As ações da montadora norte-americana Tesla registraram ganhos na quarta-feira (25/03) após novos dados revelarem que os emplacamentos da empresa na Europa voltaram a ficar positivos pela primeira vez em mais de um ano.
No entanto, os papéis devolveram os lucros já na quinta-feira, pressionados por analistas de mercado que continuam a reduzir as previsões de entregas globais da marca para o ano de 2026.
O rali inicial fez as ações subirem 0,8%, fechando cotadas a US$ 385,95, mas a queda de 1,4% no dia seguinte, recuando para US$ 380,66, refletiu o cabo de guerra entre a recuperação da demanda no continente europeu e uma perspectiva internacional mais sombria para a companhia.

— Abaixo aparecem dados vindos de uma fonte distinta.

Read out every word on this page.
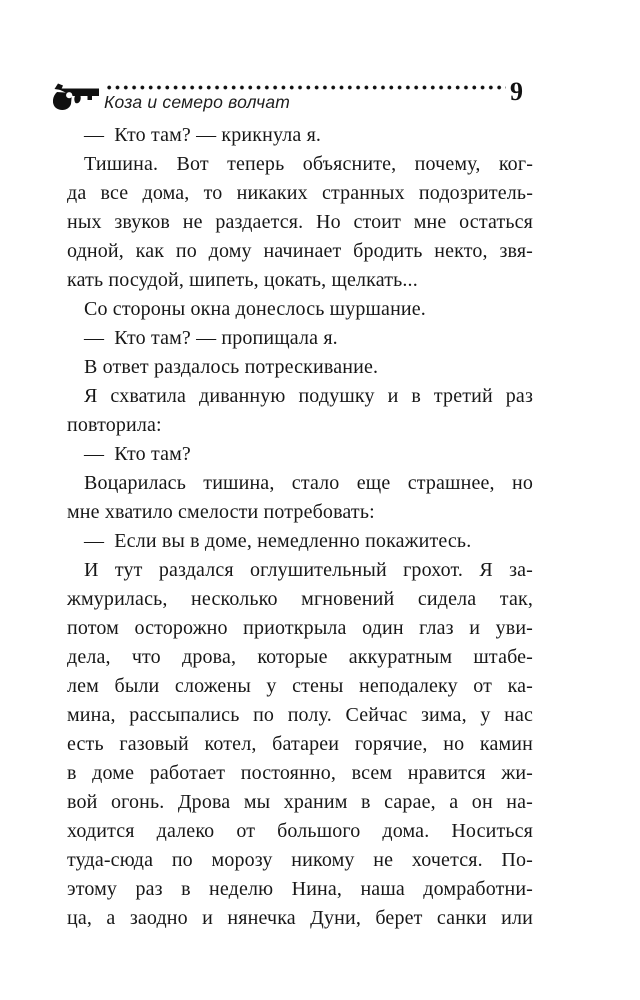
Коза и семеро волчат	9
— Кто там? — крикнула я.
Тишина. Вот теперь объясните, почему, ког-
да все дома, то никаких странных подозритель-
ных звуков не раздается. Но стоит мне остаться
одной, как по дому начинает бродить некто, звя-
кать посудой, шипеть, цокать, щелкать...
Со стороны окна донеслось шуршание.
— Кто там? — пропищала я.
В ответ раздалось потрескивание.
Я схватила диванную подушку и в третий раз
повторила:
— Кто там?
Воцарилась тишина, стало еще страшнее, но
мне хватило смелости потребовать:
— Если вы в доме, немедленно покажитесь.
И тут раздался оглушительный грохот. Я за-
жмурилась, несколько мгновений сидела так,
потом осторожно приоткрыла один глаз и уви-
дела, что дрова, которые аккуратным штабе-
лем были сложены у стены неподалеку от ка-
мина, рассыпались по полу. Сейчас зима, у нас
есть газовый котел, батареи горячие, но камин
в доме работает постоянно, всем нравится жи-
вой огонь. Дрова мы храним в сарае, а он на-
ходится далеко от большого дома. Носиться
туда-сюда по морозу никому не хочется. По-
этому раз в неделю Нина, наша домработни-
ца, а заодно и нянечка Дуни, берет санки или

Dados recentes do setor automotivo europeu indicam que a fabricante registrou 17.664 veículos em toda a União Europeia, Reino Unido e nações parceiras no mês de fevereiro, interrompendo uma sequência de 13 meses de quedas com um salto de 11,8% em relação ao ano anterior.

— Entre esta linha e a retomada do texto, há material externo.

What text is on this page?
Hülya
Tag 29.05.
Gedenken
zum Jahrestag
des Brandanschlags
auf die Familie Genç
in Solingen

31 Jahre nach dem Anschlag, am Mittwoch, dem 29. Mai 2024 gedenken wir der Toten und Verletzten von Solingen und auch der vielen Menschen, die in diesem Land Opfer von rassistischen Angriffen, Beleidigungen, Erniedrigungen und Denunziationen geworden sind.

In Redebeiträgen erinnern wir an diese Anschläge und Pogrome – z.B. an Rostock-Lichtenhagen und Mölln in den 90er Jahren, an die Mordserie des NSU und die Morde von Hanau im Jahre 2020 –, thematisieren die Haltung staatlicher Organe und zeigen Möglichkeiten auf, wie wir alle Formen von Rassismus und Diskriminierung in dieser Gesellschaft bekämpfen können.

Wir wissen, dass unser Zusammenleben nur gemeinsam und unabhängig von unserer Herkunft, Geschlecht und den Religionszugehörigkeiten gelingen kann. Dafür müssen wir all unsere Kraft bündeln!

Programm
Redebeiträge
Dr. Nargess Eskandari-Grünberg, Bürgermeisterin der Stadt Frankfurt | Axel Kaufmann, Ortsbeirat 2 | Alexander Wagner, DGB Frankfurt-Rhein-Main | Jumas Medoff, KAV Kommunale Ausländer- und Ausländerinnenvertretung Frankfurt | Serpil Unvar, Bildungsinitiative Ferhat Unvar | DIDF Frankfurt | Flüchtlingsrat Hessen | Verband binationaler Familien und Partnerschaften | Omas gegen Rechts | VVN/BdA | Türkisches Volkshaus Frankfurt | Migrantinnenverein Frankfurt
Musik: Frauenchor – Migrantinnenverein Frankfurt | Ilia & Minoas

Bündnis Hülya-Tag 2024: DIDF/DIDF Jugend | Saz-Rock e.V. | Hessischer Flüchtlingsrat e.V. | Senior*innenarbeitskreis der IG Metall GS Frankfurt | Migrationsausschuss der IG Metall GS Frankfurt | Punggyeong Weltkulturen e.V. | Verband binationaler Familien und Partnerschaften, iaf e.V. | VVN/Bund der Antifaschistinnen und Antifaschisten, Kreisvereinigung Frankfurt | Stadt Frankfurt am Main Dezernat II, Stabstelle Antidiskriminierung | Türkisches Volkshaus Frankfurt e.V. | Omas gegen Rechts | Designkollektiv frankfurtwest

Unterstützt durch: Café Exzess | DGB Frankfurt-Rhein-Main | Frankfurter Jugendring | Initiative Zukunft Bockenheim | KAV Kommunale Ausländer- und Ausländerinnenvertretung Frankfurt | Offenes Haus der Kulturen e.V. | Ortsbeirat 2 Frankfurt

O volume ficou pouco atrás de sua principal concorrente chinesa, que registrou 17.954 unidades.
A retomada foi liderada por aumentos expressivos em mercados como França (55%), Espanha (74%) e Alemanha (59%), contrabalançando recuos no Reino Unido e na Holanda.
Apesar dos números positivos, especialistas ponderam que os ganhos partiram de uma base comparativa fraca, visto que os registros no continente haviam despencado no ano anterior.

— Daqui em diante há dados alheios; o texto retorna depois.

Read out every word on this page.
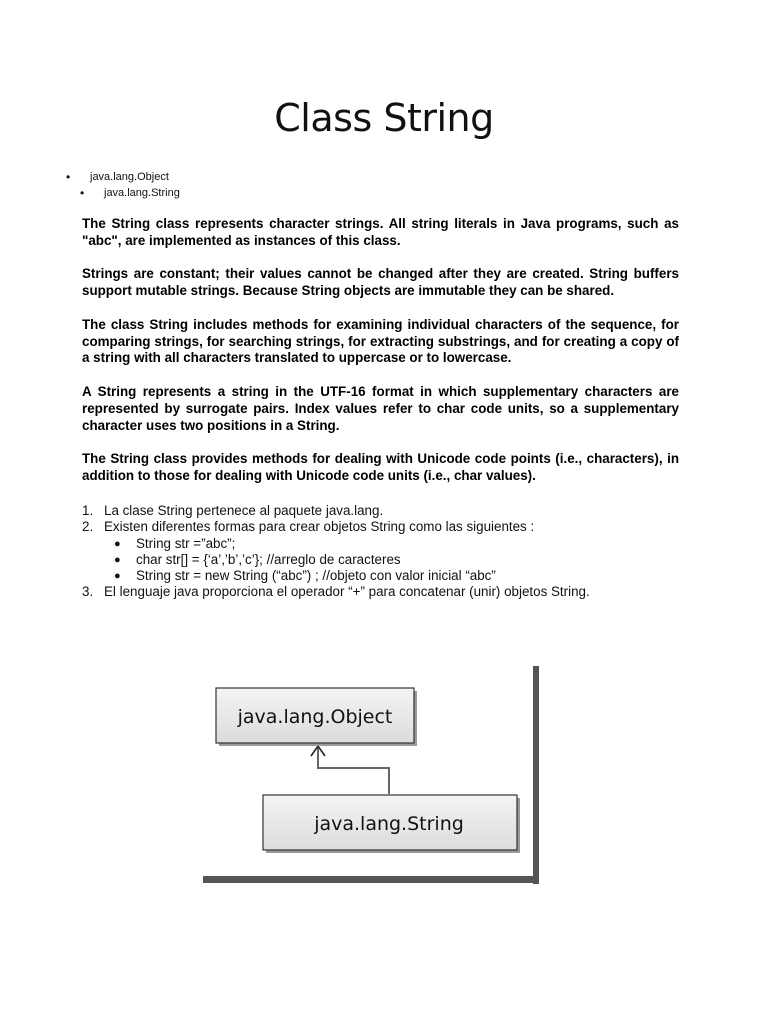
Class String
• java.lang.Object
• java.lang.String

The String class represents character strings. All string literals in Java programs, such as "abc", are implemented as instances of this class.

Strings are constant; their values cannot be changed after they are created. String buffers support mutable strings. Because String objects are immutable they can be shared.

The class String includes methods for examining individual characters of the sequence, for comparing strings, for searching strings, for extracting substrings, and for creating a copy of a string with all characters translated to uppercase or to lowercase.

A String represents a string in the UTF-16 format in which supplementary characters are represented by surrogate pairs. Index values refer to char code units, so a supplementary character uses two positions in a String.

The String class provides methods for dealing with Unicode code points (i.e., characters), in addition to those for dealing with Unicode code units (i.e., char values).

1. La clase String pertenece al paquete java.lang.
2. Existen diferentes formas para crear objetos String como las siguientes :
● String str =”abc”;
● char str[] = {‘a’,’b’,’c’}; //arreglo de caracteres
● String str = new String (“abc”) ; //objeto con valor inicial “abc”
3. El lenguaje java proporciona el operador “+” para concatenar (unir) objetos String.
java.lang.Object
java.lang.String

O atual impulso na demanda europeia também é atribuído à disparada nos custos de combustíveis fósseis devido aos recentes conflitos no Oriente Médio.
Com os preços da gasolina subindo vertiginosamente na União Europeia e se aproximando de US$ 4 por galão nos Estados Unidos, o interesse de busca por veículos elétricos tem saltado significativamente à medida que os consumidores buscam alternativas aos motores a combustão.
Mesmo com os sinais de recuperação na Europa, o mercado financeiro reduziu em mais da metade as projeções de crescimento de entregas da montadora para 2026, cortando a estimativa de 8,2% para cerca de 3,8%.
Analistas do setor alertam que a fraqueza observada em dois dos três maiores mercados globais da empresa aponta para a possibilidade de um terceiro ano consecutivo de declínio nas entregas.
Além disso, projeta-se um fluxo de caixa livre negativo de aproximadamente US$ 5.200.000.000 para este ano, reflexo do plano estratégico da companhia de dobrar seus gastos de capital, que devem ultrapassar a marca de US$ 20.000.000.000.
No curto prazo, os investidores monitoram de perto a decisão regulatória de autoridades de trânsito holandesas, prevista para o mês de abril, sobre a liberação do software de direção totalmente autônoma da marca.
Se o sistema for aprovado, outras nações do bloco europeu poderiam reconhecer a certificação por meio de regras de reconhecimento mútuo, viabilizando uma expansão mais ampla da tecnologia durante o verão no hemisfério norte.
Paralelamente, a direção executiva da companhia anunciou recentemente o desenvolvimento de um novo complexo industrial de semicondutores avaliado em US$ 20.000.000.000.
A infraestrutura, que será instalada próxima à sede da empresa no estado do Texas, contará com duas fábricas dedicadas à produção de chips essenciais para equipar os veículos elétricos, robôs humanoides e aplicações avançadas de inteligência artificial da marca, garantindo a autossuficiência tecnológica da corporação.